- Language: English
- Genre: Science fiction

Publication
- Published in: Astounding: The John W. Campbell Memorial Anthology
- Publication type: Anthology
- Publication date: 1973
- Publication place: United States
- Media type: Print (Hardcover)

= Black Sheep Astray =

Short story by Mack Reynolds

"Black Sheep Astray" is a science fiction short story by American writer Mack Reynolds. It is one of thirteen narratives included in the collection Astounding: John W. Campbell Memorial Anthology, a special tribute by Astounding SF authors to the memory of science fiction and fantasy magazine editor John W. Campbell. In terms of plot, "Black Sheep Astray" is the last in a sequence of near-future stories set in North Africa, which also includes Black Man's Burden (1961-2), Border, Breed nor Birth (1962), and The Best Ye Breed (1978). "Black Sheep Astray" and the North Africa series have been called a "notable exception" to the indirect treatment of racial issues in 1960s science fiction magazines.

==Plot==
Sociologist Dr. Homer Crawford, for many years a tyrant of North and most of Central Africa, under the name of El Hassan, faces a military coup led by his closest supporters, Bey-ag-Akhamouk and Elmer Allen, who believe Crawford is an impediment to Africa's progress because he opposes foreign aid and investment in the region. Promised a pension and safe passage if he submits, Crawford leaves Africa to retire to Switzerland with his wife Isobel and three sons Tom, Cliff, and Abraham. After thwarting an assassination attempt by army officers on board his aeroplane, he makes it safely to Switzerland. Once there, his son Abraham reminds him that many of El Hassan's detractors (who include Abraham himself) were merely responding to his unwillingness to move from a dictatorship to a democratic government.
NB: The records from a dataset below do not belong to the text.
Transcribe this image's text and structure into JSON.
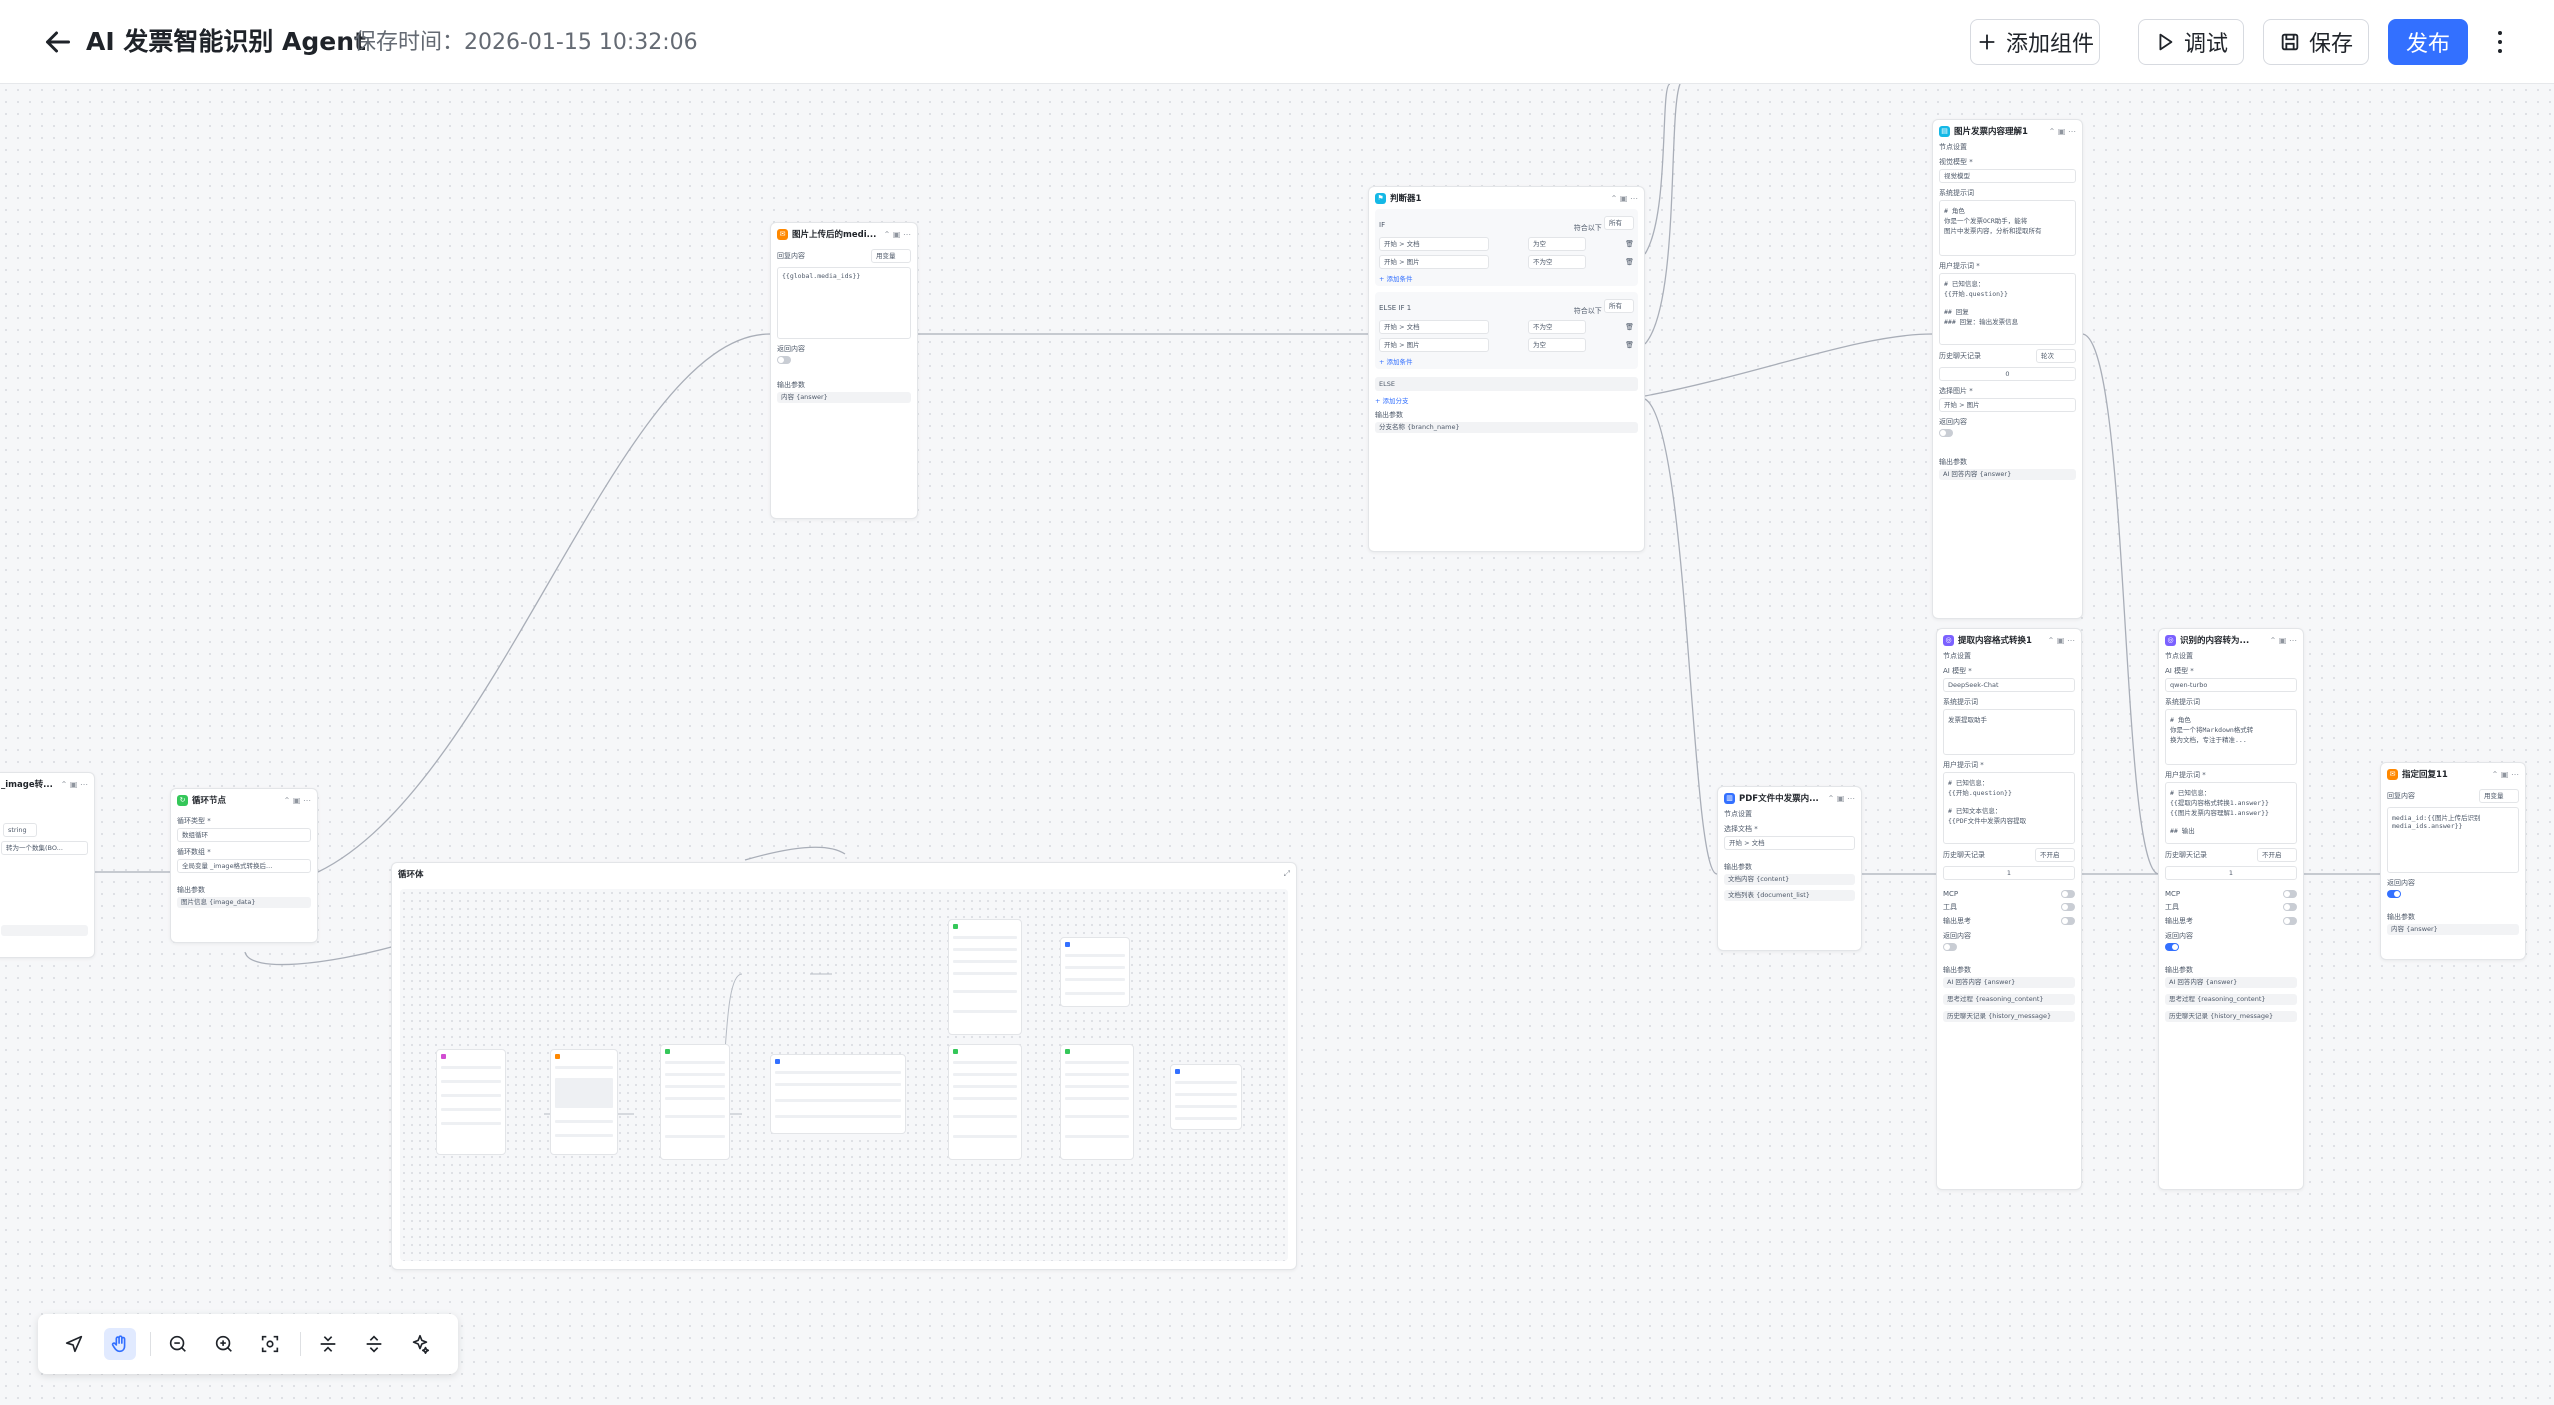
{
  "header": {
    "title": "AI 发票智能识别 Agent",
    "save_time": "保存时间：2026-01-15 10:32:06",
    "buttons": {
      "add_component": "添加组件",
      "debug": "调试",
      "save": "保存",
      "publish": "发布"
    }
  },
  "colors": {
    "accent": "#3370ff",
    "green": "#34c759",
    "orange": "#ff8800",
    "purple": "#7b61ff",
    "cyan": "#14b8e6"
  },
  "nodes": {
    "left_partial": {
      "title": "_image转...",
      "tag": "string",
      "field": "转为一个数集(BO...",
      "output": ""
    },
    "loop_node": {
      "title": "循环节点",
      "loop_type_label": "循环类型 *",
      "loop_type": "数组循环",
      "loop_array_label": "循环数组 *",
      "loop_array": "全局变量 _image格式转换后...",
      "output_label": "输出参数",
      "output": "图片信息 {image_data}"
    },
    "loop_body": {
      "title": "循环体"
    },
    "img_upload": {
      "title": "图片上传后的medi...",
      "reply_label": "回复内容",
      "reply_mode": "用变量",
      "reply_value": "{{global.media_ids}}",
      "return_label": "返回内容",
      "output_label": "输出参数",
      "output": "内容 {answer}"
    },
    "judge": {
      "title": "判断器1",
      "if_label": "IF",
      "meet": "符合以下",
      "any": "所有",
      "cond1_field": "开始 > 文档",
      "cond1_op": "为空",
      "cond2_field": "开始 > 图片",
      "cond2_op": "不为空",
      "add_cond": "+ 添加条件",
      "elseif_label": "ELSE IF 1",
      "cond3_field": "开始 > 文档",
      "cond3_op": "不为空",
      "cond4_field": "开始 > 图片",
      "cond4_op": "为空",
      "add_cond2": "+ 添加条件",
      "else_label": "ELSE",
      "add_branch": "+ 添加分支",
      "output_label": "输出参数",
      "output": "分支名称 {branch_name}"
    },
    "img_understand": {
      "title": "图片发票内容理解1",
      "section": "节点设置",
      "model_label": "视觉模型 *",
      "model": "视觉模型",
      "sys_label": "系统提示词",
      "sys_text": "# 角色\n你是一个发票OCR助手，能将\n图片中发票内容，分析和提取所有",
      "user_label": "用户提示词 *",
      "user_text": "# 已知信息：\n{{开始.question}}\n\n## 回复\n### 回复：输出发票信息",
      "history_label": "历史聊天记录",
      "history_mode": "轮次",
      "history_val": "0",
      "pick_label": "选择图片 *",
      "pick": "开始 > 图片",
      "return_label": "返回内容",
      "output_label": "输出参数",
      "output": "AI 回答内容 {answer}"
    },
    "pdf_extract": {
      "title": "PDF文件中发票内...",
      "section": "节点设置",
      "file_label": "选择文档 *",
      "file": "开始 > 文档",
      "output_label": "输出参数",
      "out1": "文档内容 {content}",
      "out2": "文档列表 {document_list}"
    },
    "format_convert": {
      "title": "提取内容格式转换1",
      "section": "节点设置",
      "model_label": "AI 模型 *",
      "model": "DeepSeek-Chat",
      "sys_label": "系统提示词",
      "sys_text": "发票提取助手",
      "user_label": "用户提示词 *",
      "user_text": "# 已知信息：\n{{开始.question}}\n\n# 已知文本信息：\n{{PDF文件中发票内容提取",
      "history_label": "历史聊天记录",
      "history_mode": "不开启",
      "history_val": "1",
      "mcp": "MCP",
      "tool": "工具",
      "think": "输出思考",
      "return_label": "返回内容",
      "output_label": "输出参数",
      "out1": "AI 回答内容 {answer}",
      "out2": "思考过程 {reasoning_content}",
      "out3": "历史聊天记录 {history_message}"
    },
    "recognize_convert": {
      "title": "识别的内容转为...",
      "section": "节点设置",
      "model_label": "AI 模型 *",
      "model": "qwen-turbo",
      "sys_label": "系统提示词",
      "sys_text": "# 角色\n你是一个将Markdown格式转\n换为文档，专注于精准...",
      "user_label": "用户提示词 *",
      "user_text": "# 已知信息：\n{{提取内容格式转换1.answer}}\n{{图片发票内容理解1.answer}}\n\n## 输出",
      "history_label": "历史聊天记录",
      "history_mode": "不开启",
      "history_val": "1",
      "mcp": "MCP",
      "tool": "工具",
      "think": "输出思考",
      "return_label": "返回内容",
      "output_label": "输出参数",
      "out1": "AI 回答内容 {answer}",
      "out2": "思考过程 {reasoning_content}",
      "out3": "历史聊天记录 {history_message}"
    },
    "designated_reply": {
      "title": "指定回复11",
      "reply_label": "回复内容",
      "reply_mode": "用变量",
      "reply_value": "media_id:{{图片上传后识别\nmedia_ids.answer}}",
      "return_label": "返回内容",
      "output_label": "输出参数",
      "output": "内容 {answer}"
    }
  },
  "toolbar": {
    "icons": [
      "navigate-icon",
      "hand-icon",
      "zoom-out-icon",
      "zoom-in-icon",
      "fit-view-icon",
      "collapse-icon",
      "expand-icon",
      "beautify-icon"
    ]
  }
}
Six months later, a now frustrated semi-alcoholic Crawford learns of a counter-coup in Africa by a dissident army cabal led by his old arch-enemy Abd-el-Kader. Most of the junta that deposed him have been shot, but Elmer Allen has managed to make it through to meet Crawford in Switzerland. Realizing that Abd-el-Kader will revoke his progressive programs, Crawford decides to contact his closest associates and return to North Africa in disguise. Allen and Abraham decide to accompany him.
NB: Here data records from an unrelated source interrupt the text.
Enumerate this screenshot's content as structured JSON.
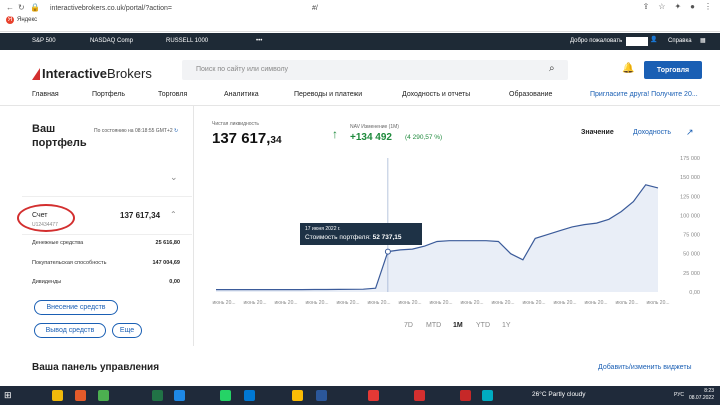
{
  "browser": {
    "url": "interactivebrokers.co.uk/portal/?action=",
    "url_tail": "#/",
    "bookmark": "Яндекс"
  },
  "ticker": {
    "items": [
      "S&P 500",
      "NASDAQ Comp",
      "RUSSELL 1000",
      "•••"
    ],
    "welcome": "Добро пожаловать",
    "help": "Справка"
  },
  "header": {
    "logo_bold": "Interactive",
    "logo_rest": "Brokers",
    "search_placeholder": "Поиск по сайту или символу",
    "trade_label": "Торговля"
  },
  "nav": {
    "items": [
      "Главная",
      "Портфель",
      "Торговля",
      "Аналитика",
      "Переводы и платежи",
      "Доходность и отчеты",
      "Образование"
    ],
    "promo": "Пригласите друга! Получите 20..."
  },
  "portfolio": {
    "title": "Ваш портфель",
    "as_of": "По состоянию на 08:18:55 GMT+2",
    "account_label": "Счет",
    "account_number": "U12434477",
    "account_value": "137 617,34",
    "rows": [
      {
        "label": "Денежные средства",
        "value": "25 616,80"
      },
      {
        "label": "Покупательская способность",
        "value": "147 004,69"
      },
      {
        "label": "Дивиденды",
        "value": "0,00"
      }
    ],
    "buttons": {
      "deposit": "Внесение средств",
      "withdraw": "Вывод средств",
      "more": "Еще"
    }
  },
  "summary": {
    "nav_label": "Чистая ликвидность",
    "nav_value_int": "137 617,",
    "nav_value_dec": "34",
    "change_label": "NAV Изменение (1М)",
    "change_value": "+134 492",
    "change_pct": "(4 290,57 %)",
    "toggle_value": "Значение",
    "toggle_return": "Доходность"
  },
  "tooltip": {
    "date": "17 июня 2022 г.",
    "label": "Стоимость портфеля:",
    "value": "52 737,15"
  },
  "ranges": [
    "7D",
    "MTD",
    "1M",
    "YTD",
    "1Y"
  ],
  "active_range": "1M",
  "dashboard": {
    "title": "Ваша панель управления",
    "link": "Добавить/изменить виджеты"
  },
  "taskbar": {
    "weather": "26°C  Partly cloudy",
    "lang": "РУС",
    "time": "8:23",
    "date": "08.07.2022"
  },
  "colors": {
    "brand_blue": "#1a5fb4",
    "positive": "#1e8a3c",
    "line": "#3b5b9a",
    "ticker_bg": "#1e2a36",
    "annotation": "#d32f2f"
  },
  "chart_data": {
    "type": "area",
    "y_ticks": [
      "175 000",
      "150 000",
      "125 000",
      "100 000",
      "75 000",
      "50 000",
      "25 000",
      "0,00"
    ],
    "ylim": [
      0,
      175000
    ],
    "x_ticks": [
      "июнь 20...",
      "июнь 20...",
      "июнь 20...",
      "июнь 20...",
      "июнь 20...",
      "июнь 20...",
      "июнь 20...",
      "июнь 20...",
      "июнь 20...",
      "июнь 20...",
      "июнь 20...",
      "июнь 20...",
      "июнь 20...",
      "июль 20...",
      "июль 20..."
    ],
    "x": [
      0,
      1,
      2,
      3,
      4,
      5,
      6,
      7,
      8,
      9,
      10,
      11,
      12,
      13,
      14,
      15,
      16,
      17,
      18,
      19,
      20,
      21,
      22,
      23,
      24,
      25,
      26,
      27,
      28
    ],
    "values": [
      3100,
      3100,
      3100,
      3100,
      3100,
      3100,
      3100,
      3100,
      3200,
      3300,
      3400,
      3500,
      3600,
      5000,
      52737,
      55000,
      56000,
      60000,
      66000,
      67000,
      67000,
      67000,
      67000,
      66000,
      50000,
      42000,
      70000,
      75000,
      80000,
      85000,
      88000,
      90000,
      95000,
      105000,
      118000,
      140000,
      136000
    ],
    "grid": false
  }
}
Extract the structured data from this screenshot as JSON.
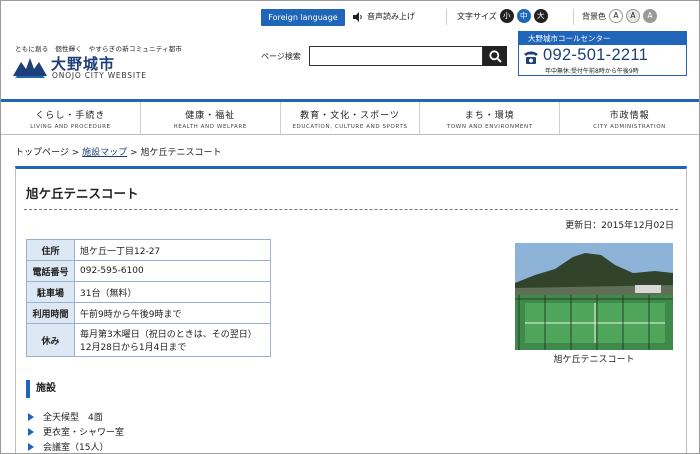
{
  "header": {
    "tagline": "ともに創る　個性輝く　やすらぎの新コミュニティ都市",
    "logo_name": "大野城市",
    "logo_sub": "ONOJO CITY WEBSITE",
    "foreign_language": "Foreign language",
    "voice_reading": "音声読み上げ",
    "font_size_label": "文字サイズ",
    "font_sizes": [
      "小",
      "中",
      "大"
    ],
    "bg_color_label": "背景色",
    "bg_colors": [
      "A",
      "A",
      "A"
    ],
    "search_label": "ページ検索",
    "search_placeholder": "",
    "call_center": {
      "title": "大野城市コールセンター",
      "number": "092-501-2211",
      "hours": "年中無休:受付午前8時から午後9時"
    }
  },
  "nav": [
    {
      "ja": "くらし・手続き",
      "en": "LIVING AND PROCEDURE"
    },
    {
      "ja": "健康・福祉",
      "en": "HEALTH AND WELFARE"
    },
    {
      "ja": "教育・文化・スポーツ",
      "en": "EDUCATION, CULTURE AND SPORTS"
    },
    {
      "ja": "まち・環境",
      "en": "TOWN AND ENVIRONMENT"
    },
    {
      "ja": "市政情報",
      "en": "CITY ADMINISTRATION"
    }
  ],
  "breadcrumb": {
    "home": "トップページ",
    "sep": ">",
    "facility_map": "施設マップ",
    "current": "旭ケ丘テニスコート"
  },
  "main": {
    "title": "旭ケ丘テニスコート",
    "updated": "更新日：2015年12月02日",
    "info_table": [
      {
        "label": "住所",
        "value": "旭ケ丘一丁目12-27"
      },
      {
        "label": "電話番号",
        "value": "092-595-6100"
      },
      {
        "label": "駐車場",
        "value": "31台（無料）"
      },
      {
        "label": "利用時間",
        "value": "午前9時から午後9時まで"
      },
      {
        "label": "休み",
        "value": "毎月第3木曜日（祝日のときは、その翌日）",
        "value2": "12月28日から1月4日まで"
      }
    ],
    "photo_caption": "旭ケ丘テニスコート",
    "section_title": "施設",
    "facilities": [
      "全天候型　4面",
      "更衣室・シャワー室",
      "会議室（15人）"
    ]
  },
  "colors": {
    "accent": "#1f66b8",
    "brand_dark": "#1d3f7a",
    "table_header_bg": "#dde8f5"
  }
}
The group rendezvous with Crawford's associates in an afforestation project in what was Southern Algeria. Crawford reveals that his plan for a counter-coup consists of a guerrilla campaign to divert Abd-el-Kader's troops so that Abraham has time to organize the country's youth to form a new political organization against the ruling colonels. When Abraham expresses surprise at the plan, Crawford explains that his time has passed, and that now it is up to the next generation to revolt against the status quo. In a flashback of his last conversation with Isobel, we learn that Crawford does not believe he will survive the revolution this time around.

==Major themes==

===Black Sheep===
As with Black Man's Burden, Border, Breed nor Birth, and The Best Ye Breed, the title "Black Sheep Astray" plays on a Rudyard Kipling poem; in this case, as the story's epigraph ("We're little black sheep/Who've gone astray,/ Baa-aa-aa!") indicates, on the refrain of "Gentlemen Rankers." A gentleman ranker is a person of privilege who, despite his education, serves as an enlisted man, usually because he has disgraced himself or transgressed his society's mores, and so is considered a "black sheep".
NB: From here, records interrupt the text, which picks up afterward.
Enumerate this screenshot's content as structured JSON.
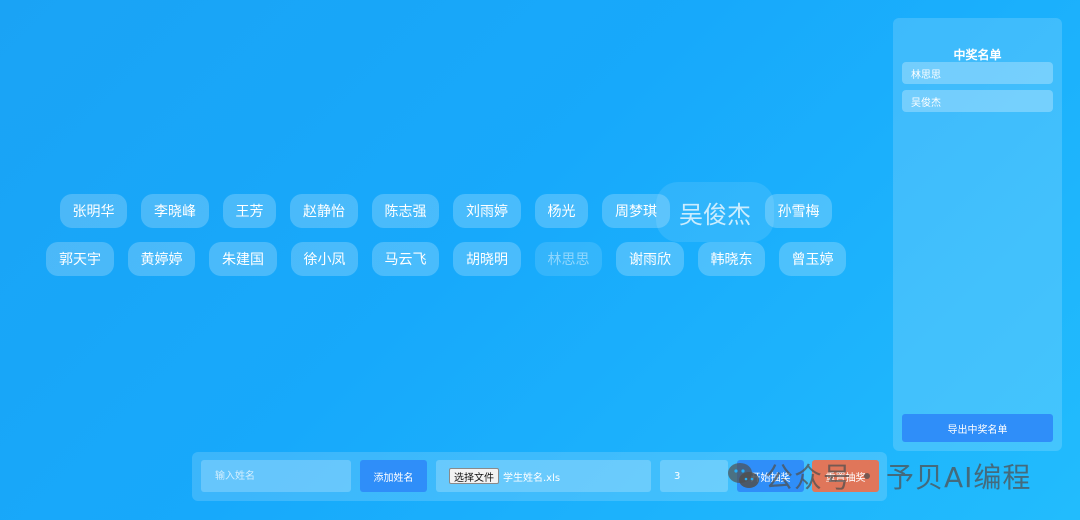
{
  "names_row1": [
    "张明华",
    "李晓峰",
    "王芳",
    "赵静怡",
    "陈志强",
    "刘雨婷",
    "杨光",
    "周梦琪",
    "孙雪梅"
  ],
  "highlight_name": "吴俊杰",
  "names_row2": [
    "郭天宇",
    "黄婷婷",
    "朱建国",
    "徐小凤",
    "马云飞",
    "胡晓明",
    "林思思",
    "谢雨欣",
    "韩晓东",
    "曾玉婷"
  ],
  "winners_panel": {
    "title": "中奖名单",
    "winners": [
      "林思思",
      "吴俊杰"
    ],
    "export_label": "导出中奖名单"
  },
  "controls": {
    "name_placeholder": "输入姓名",
    "add_label": "添加姓名",
    "file_button_label": "选择文件",
    "file_name": "学生姓名.xls",
    "count_value": "3",
    "start_label": "开始抽奖",
    "reset_label": "重置抽奖"
  },
  "watermark": {
    "account_type": "公众号",
    "account_name": "予贝AI编程"
  }
}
===The continuous revolution===
The need for a continuous and "endless" social revolution against the status quo is a recurrent theme in Reynolds' work (see, for instance, the short story "Utopian"). In "Black Sheep Astray," Crawford's "third world revolution" also becomes a "second generation of continuing revolution" when he acknowledges that the young Abraham and his associates must create their own agenda to solve North Africa's present problems.